张起灵只觉得腹部升起一团极度炽热的火焰,这股火焰顺着奇经八脉瞬间游走全身。
他原本苍白的脸色以肉眼可见的速度浮现出一抹健康的血色。
更惊人的是,他上半身的衣服下,那幅黑色的麒麟纹身竟然不受控制地显现了出来,甚至因为药力的催发,隐隐透出一股暗红色的流光。
“好强大的血气……”
姜瓷作为纯阴之体,对这种至阳至刚的血气最为敏感。
她能感觉到,眼前的张起灵就像是一座正在苏醒的活火山,体内那股被压抑、亏空的麒麟血脉,正在疯狂地重塑和沸腾。
张起灵闭上眼,调息了片刻。
等他再次睁开眼时,那双古井无波的眸子里,精光四射,整个人仿佛脱胎换骨,那种让人窒息的压迫感比之前更甚了三分。
他看着蹲在自己面前、一脸期待的小姑娘。
忽然伸手,一把将她拉进了怀里,紧紧抱住。
“谢谢。”
他的下巴抵在她的发顶,声音低沉而温柔。
这不仅仅是一块药材,这是她倾尽所有对他的偏爱。
......
第二天上午,吴邪拿着霍仙姑昨晚给的地址,敲开了他们的房门。
“小哥,姜瓷,霍家那边给准信了。”
吴邪的神色有些凝重。
“霍老太说,要去云顶天宫,她自己不亲自出马。她把我们引荐给了一个人,只有这个人,手里有另一条蛇眉铜鱼的线索,而且他对长白山的地形了如指掌。

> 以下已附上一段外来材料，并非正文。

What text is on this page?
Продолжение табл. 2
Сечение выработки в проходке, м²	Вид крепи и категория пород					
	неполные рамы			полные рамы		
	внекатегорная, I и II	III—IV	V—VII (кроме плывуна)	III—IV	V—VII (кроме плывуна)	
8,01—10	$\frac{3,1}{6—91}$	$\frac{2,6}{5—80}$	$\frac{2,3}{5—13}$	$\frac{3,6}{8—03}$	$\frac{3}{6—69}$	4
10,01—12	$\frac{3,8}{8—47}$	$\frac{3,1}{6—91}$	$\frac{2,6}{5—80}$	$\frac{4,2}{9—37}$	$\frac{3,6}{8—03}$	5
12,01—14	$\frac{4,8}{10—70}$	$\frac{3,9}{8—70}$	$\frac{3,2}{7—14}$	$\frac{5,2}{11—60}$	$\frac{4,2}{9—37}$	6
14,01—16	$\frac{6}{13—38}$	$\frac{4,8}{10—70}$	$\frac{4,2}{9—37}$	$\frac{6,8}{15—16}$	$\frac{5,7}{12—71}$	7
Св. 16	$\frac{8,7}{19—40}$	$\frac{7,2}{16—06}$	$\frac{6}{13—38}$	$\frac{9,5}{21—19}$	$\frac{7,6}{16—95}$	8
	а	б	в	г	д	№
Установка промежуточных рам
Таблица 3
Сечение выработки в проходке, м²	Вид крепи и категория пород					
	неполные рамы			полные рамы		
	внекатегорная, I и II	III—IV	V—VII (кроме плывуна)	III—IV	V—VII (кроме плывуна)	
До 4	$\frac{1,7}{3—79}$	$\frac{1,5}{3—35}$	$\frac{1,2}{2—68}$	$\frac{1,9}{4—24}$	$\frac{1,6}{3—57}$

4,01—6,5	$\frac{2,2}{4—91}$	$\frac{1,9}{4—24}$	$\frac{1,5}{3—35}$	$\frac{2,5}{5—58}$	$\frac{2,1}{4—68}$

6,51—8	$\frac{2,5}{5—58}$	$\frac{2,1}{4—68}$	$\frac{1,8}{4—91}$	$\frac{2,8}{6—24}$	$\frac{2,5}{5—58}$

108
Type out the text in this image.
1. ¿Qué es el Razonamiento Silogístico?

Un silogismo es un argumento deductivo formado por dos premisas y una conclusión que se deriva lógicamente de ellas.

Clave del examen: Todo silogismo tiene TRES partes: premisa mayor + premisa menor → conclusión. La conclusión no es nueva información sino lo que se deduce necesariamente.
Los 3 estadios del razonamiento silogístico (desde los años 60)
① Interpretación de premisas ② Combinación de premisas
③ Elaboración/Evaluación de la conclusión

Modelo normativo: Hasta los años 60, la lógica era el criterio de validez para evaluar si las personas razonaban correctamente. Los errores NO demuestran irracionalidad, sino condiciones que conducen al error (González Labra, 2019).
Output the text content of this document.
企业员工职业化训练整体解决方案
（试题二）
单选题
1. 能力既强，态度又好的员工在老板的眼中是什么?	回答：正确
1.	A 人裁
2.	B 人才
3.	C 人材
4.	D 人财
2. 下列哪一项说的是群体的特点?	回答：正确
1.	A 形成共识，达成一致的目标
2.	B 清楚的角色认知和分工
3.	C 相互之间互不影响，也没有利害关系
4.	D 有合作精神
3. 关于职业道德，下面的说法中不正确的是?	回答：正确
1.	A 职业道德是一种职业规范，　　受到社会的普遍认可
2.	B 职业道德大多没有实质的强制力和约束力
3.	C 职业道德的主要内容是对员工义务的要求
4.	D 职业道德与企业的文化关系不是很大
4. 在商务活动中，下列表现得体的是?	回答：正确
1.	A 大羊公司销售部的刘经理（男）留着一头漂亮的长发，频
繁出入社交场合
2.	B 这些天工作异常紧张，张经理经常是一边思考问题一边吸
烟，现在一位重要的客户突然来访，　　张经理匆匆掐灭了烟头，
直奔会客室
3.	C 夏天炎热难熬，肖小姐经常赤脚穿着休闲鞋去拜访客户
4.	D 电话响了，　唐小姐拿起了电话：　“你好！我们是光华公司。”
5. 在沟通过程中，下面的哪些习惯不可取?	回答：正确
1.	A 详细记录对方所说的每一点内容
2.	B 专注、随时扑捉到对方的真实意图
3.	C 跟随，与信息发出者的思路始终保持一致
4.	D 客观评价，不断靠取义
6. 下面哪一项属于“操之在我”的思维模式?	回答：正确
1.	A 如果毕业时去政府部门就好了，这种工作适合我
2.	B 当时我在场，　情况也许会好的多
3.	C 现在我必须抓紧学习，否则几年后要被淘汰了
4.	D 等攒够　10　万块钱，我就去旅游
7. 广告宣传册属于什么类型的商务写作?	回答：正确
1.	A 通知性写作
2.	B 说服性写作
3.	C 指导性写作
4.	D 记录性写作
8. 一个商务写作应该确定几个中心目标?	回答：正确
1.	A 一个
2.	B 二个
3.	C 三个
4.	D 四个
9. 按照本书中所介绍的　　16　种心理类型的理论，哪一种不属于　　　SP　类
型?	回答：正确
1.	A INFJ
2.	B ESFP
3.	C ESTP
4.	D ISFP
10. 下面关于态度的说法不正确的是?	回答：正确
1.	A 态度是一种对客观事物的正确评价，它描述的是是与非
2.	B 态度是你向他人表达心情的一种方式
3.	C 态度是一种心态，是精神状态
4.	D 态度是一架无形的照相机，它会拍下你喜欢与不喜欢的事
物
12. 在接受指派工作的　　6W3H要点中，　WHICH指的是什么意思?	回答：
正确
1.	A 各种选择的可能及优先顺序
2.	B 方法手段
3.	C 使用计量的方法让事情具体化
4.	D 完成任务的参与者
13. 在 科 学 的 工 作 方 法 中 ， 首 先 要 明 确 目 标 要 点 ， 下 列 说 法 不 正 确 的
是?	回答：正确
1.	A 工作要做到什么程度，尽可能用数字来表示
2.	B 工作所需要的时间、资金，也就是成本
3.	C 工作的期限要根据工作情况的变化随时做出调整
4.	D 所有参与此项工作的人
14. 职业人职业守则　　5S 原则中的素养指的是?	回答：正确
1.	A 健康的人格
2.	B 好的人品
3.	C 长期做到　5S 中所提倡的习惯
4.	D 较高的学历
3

”
“谁?”
姜瓷一边喝着小哥早起准备的“血水”,一边随口问道。
“陈皮阿四。”
吴邪吐出这个名字的时候,声音都有些打紧。
“老九门平三门之首,是个……是个活了九十多岁、杀人不眨眼的老疯子。”
姜瓷对老九门的历史不太了解,但看到吴邪这副如临大敌的样子,也不由得放下了杯子。
“有那么可怕吗?”
胖子在一旁插嘴道:
“小嫂子,您是不知道这老怪物的底细。这老头子年轻的时候,为了一块地盘,能把人活活剥皮抽筋。后来据说瞎了眼,但心更黑了。道上的人听见他的名字,比听见阎王爷还害怕。霍仙姑那是只老狐狸,这陈皮阿四,就是条毒蛇!”
张起灵没有说话,只是默默地将黑金古刀背在了背上。
“走吧。”
兵来将挡,水来土掩。
京城二环内的一处偏僻四合院,这里似乎被城市的发展遗忘了。
高高的灰色砖墙上爬满了枯萎的爬山虎,朱红色的大门斑驳剥落。
虽然是大白天,但这院子里的阳光似乎都被什么东西吞噬了,透着一股阴冷潮湿的气息。
“就是这里了。”
吴邪咽了口口水,上前敲了敲门。
门“吱呀”一声从里面打开了,开门的是一个满脸横肉的光头汉子,眼神凶悍地扫了他们一眼:
“吴家小三爷?进来吧。四阿公等你们多时了。”
四人跟着光头走进院子。
院子中央有一棵枯死的老槐树,树下,放着一把太师椅。
一个干瘪、瘦削、穿着一身黑色对襟唐装的老头,正闭着眼睛躺在上面。
他的手里盘着两只铁核桃,发出“咔咔”的摩擦声。
最引人注目的是他的眼睛——那里没有瞳孔,只有两片浑浊的眼白,像是一层白翳蒙在上面,看着极其渗人。
这正是陈皮阿四。
就在姜瓷踏入院子的那一瞬间,她脑海里的系统,忽然发出了前所未有的刺耳警报:
姜瓷的脚步猛地一顿。
她是鬼,她能看到常人看不到的东西。